Now she was fully alert, and the day mare couldn’t communicate with her directly. Chem had to translate, for the centaur’s soul-affinity gave her a special understanding.

“Imbri says Hugo and Ivy and Stanley are safe, but—”

“Stanley?”

“Remember, Glory and Hardy told us. The rejuvenated Gap Dragon. They are safe, but need help. They’re going after the wiggle nest directly.” “That’s impossible!” Irene protested. “No one can approach a wiggle nest!”

“So we thought,” Chem agreed. “But Imbri says they are using a forget-whorl as a shield, and plan to use the whorl to wipe out the nest. We must promise not to reveal that she told us this, because she’s not supposed to—”

“I promise!” Irene exclaimed. “But how—a forget-whorl—”

“I believe that could be effective,” Chem said. “If the whorl does to the wiggles what it does to most creatures, they will forget how to zap, and cease to be a danger to the rest of Xanth. I suspect this is a stroke of genius, though how they ever thought of it—”

“No one can even
see
a whorl!” Irene protested.

“It is amazing,” Chem agreed. “Imbri says Hugo is locating the whorl by using flying fruit—”

“But all Hugo’s fruit is rotten!”

“Not any more. Not according to Glory Goblin or Brontes the Cyclops. Imbri merely confirms that Hugo has perfected his talent, and is now a good deal smarter and handsomer than before. A woman has to be responsible.”

“Or a little girl,” Irene agreed. “I keep forgetting how much power Ivy seems to be manifesting.”

“And the little dragon is fanning the whorl forward with his wings—”

“But the Gap Dragon’s wings are vestigial! They’re hardly noticeable! They can’t—”

“They seem to have grown. I suspect your daughter has something to do with that, too.”

The rest of the light dawned. “Only the talent of a Sorceress could account for all the changes we have noted!”

“A Sorceress,” Chem agreed. “She was perhaps too close to you, so you didn’t realize. Ivy will one day be King of Xanth.”

“When my generation passes,” Irene murmured, awed by the vision of it. This was more than she had hoped for!

Then common sense prevailed. “Three children can’t take a risk like that!” Irene said. “We can’t allow it! Those wiggles are the most deadly menace in Xanth! We’ve got to get them out of there!”

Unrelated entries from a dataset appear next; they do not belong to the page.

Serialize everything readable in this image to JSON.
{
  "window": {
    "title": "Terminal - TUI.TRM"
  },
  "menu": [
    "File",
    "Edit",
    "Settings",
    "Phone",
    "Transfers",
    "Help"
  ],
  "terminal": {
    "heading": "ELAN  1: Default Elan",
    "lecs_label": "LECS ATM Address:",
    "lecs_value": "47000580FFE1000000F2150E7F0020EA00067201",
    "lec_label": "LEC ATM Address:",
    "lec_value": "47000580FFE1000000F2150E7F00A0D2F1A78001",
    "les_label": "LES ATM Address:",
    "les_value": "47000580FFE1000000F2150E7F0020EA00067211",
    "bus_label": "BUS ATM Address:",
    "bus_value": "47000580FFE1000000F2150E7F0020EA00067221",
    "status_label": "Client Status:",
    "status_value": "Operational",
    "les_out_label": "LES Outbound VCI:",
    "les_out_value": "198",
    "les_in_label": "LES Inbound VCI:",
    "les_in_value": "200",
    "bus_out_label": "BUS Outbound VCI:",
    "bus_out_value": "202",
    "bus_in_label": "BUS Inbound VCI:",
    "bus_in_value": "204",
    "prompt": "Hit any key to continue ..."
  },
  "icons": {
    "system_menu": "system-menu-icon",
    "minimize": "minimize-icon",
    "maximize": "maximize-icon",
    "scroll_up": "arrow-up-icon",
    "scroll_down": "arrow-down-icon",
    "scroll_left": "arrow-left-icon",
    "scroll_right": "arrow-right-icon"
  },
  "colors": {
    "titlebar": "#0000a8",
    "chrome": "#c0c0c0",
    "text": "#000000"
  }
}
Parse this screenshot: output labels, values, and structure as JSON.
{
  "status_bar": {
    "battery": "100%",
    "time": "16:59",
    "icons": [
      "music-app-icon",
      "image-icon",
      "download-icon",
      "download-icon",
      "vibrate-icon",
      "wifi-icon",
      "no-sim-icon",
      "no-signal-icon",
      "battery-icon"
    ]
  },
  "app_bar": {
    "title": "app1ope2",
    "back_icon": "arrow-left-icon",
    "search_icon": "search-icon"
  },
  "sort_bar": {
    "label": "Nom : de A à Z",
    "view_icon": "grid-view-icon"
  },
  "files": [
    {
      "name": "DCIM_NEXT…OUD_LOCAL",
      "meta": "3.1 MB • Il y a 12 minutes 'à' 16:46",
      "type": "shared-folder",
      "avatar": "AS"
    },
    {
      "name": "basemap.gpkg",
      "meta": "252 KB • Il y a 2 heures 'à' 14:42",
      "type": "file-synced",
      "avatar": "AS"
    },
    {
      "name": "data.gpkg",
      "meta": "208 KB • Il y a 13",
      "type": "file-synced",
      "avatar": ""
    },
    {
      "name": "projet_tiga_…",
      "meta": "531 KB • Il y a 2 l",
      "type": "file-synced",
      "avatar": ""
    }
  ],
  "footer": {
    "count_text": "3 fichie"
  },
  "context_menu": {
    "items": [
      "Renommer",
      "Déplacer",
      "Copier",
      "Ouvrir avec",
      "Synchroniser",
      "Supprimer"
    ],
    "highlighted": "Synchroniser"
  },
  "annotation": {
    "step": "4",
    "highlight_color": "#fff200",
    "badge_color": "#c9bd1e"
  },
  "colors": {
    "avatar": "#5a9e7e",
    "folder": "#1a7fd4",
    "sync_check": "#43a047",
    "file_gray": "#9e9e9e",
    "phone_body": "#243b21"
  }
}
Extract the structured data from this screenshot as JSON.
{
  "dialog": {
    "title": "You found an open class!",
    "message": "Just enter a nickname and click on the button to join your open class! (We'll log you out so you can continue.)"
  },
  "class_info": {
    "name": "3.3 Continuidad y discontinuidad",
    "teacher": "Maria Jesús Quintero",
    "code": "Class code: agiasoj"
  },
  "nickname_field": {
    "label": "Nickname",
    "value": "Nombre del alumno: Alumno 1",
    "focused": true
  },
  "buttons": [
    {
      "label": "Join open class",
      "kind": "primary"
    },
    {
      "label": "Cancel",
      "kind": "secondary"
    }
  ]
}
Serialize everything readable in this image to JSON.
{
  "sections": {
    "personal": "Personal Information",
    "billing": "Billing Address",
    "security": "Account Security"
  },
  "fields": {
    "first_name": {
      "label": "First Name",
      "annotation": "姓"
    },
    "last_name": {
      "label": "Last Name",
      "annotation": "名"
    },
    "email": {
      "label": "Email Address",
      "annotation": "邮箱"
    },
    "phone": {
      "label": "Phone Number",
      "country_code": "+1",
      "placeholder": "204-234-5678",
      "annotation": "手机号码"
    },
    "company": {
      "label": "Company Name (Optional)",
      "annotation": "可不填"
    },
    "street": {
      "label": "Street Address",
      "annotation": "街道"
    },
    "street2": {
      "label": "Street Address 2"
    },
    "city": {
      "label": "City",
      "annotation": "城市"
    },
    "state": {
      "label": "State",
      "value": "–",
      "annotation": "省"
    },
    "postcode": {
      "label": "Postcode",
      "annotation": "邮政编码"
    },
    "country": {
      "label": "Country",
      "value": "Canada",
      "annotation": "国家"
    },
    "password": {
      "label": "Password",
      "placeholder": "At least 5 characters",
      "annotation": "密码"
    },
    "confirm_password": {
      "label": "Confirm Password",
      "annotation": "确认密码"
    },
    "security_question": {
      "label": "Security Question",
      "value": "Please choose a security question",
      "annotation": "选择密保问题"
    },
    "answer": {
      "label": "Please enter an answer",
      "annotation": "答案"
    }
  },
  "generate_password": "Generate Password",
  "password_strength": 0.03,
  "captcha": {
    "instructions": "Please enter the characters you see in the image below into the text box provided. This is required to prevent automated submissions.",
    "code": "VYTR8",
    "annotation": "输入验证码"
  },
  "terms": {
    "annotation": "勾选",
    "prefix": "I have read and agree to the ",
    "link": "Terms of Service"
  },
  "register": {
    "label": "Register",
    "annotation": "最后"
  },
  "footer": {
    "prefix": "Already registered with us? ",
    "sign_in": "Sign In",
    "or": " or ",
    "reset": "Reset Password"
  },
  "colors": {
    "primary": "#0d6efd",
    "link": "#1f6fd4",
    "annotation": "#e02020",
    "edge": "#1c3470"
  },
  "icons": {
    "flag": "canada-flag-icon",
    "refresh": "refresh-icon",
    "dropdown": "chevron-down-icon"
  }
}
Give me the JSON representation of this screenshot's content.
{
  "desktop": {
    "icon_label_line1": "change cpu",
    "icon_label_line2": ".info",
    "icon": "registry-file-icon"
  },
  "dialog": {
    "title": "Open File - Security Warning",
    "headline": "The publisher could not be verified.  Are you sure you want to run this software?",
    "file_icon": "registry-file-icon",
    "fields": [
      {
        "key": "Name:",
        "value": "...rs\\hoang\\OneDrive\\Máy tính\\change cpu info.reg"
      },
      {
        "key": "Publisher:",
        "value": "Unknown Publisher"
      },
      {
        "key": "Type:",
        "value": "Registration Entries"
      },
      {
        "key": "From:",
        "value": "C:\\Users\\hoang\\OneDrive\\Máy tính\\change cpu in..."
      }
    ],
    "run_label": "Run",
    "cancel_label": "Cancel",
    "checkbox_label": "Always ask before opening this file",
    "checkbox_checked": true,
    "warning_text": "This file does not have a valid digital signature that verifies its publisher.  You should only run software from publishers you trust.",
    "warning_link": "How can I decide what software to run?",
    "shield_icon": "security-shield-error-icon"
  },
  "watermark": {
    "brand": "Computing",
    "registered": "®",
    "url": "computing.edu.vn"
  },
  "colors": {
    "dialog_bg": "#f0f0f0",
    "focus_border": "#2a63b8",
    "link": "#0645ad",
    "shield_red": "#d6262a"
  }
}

“We can’t,” Chem said. “Imbri reports the wiggles are so thick where the children are that no one else can approach.”

“But—”

“All we can do is fight the wiggles where we encounter them, and hope that Ivy and her friends get through by themselves.”

“But Ivy’s only three years old!”

“And a Sorceress.”

Irene stifled her reply, as it could only have debased a long friendship and would not have rescued her threatened child. She wanted a live daughter, not a dead Sorceress!

They had been moving along rapidly, covering much more distance in an hour than the children could have done. Guided by Mare Imbri’s indication of the location of the children, Irene knew they were now very close.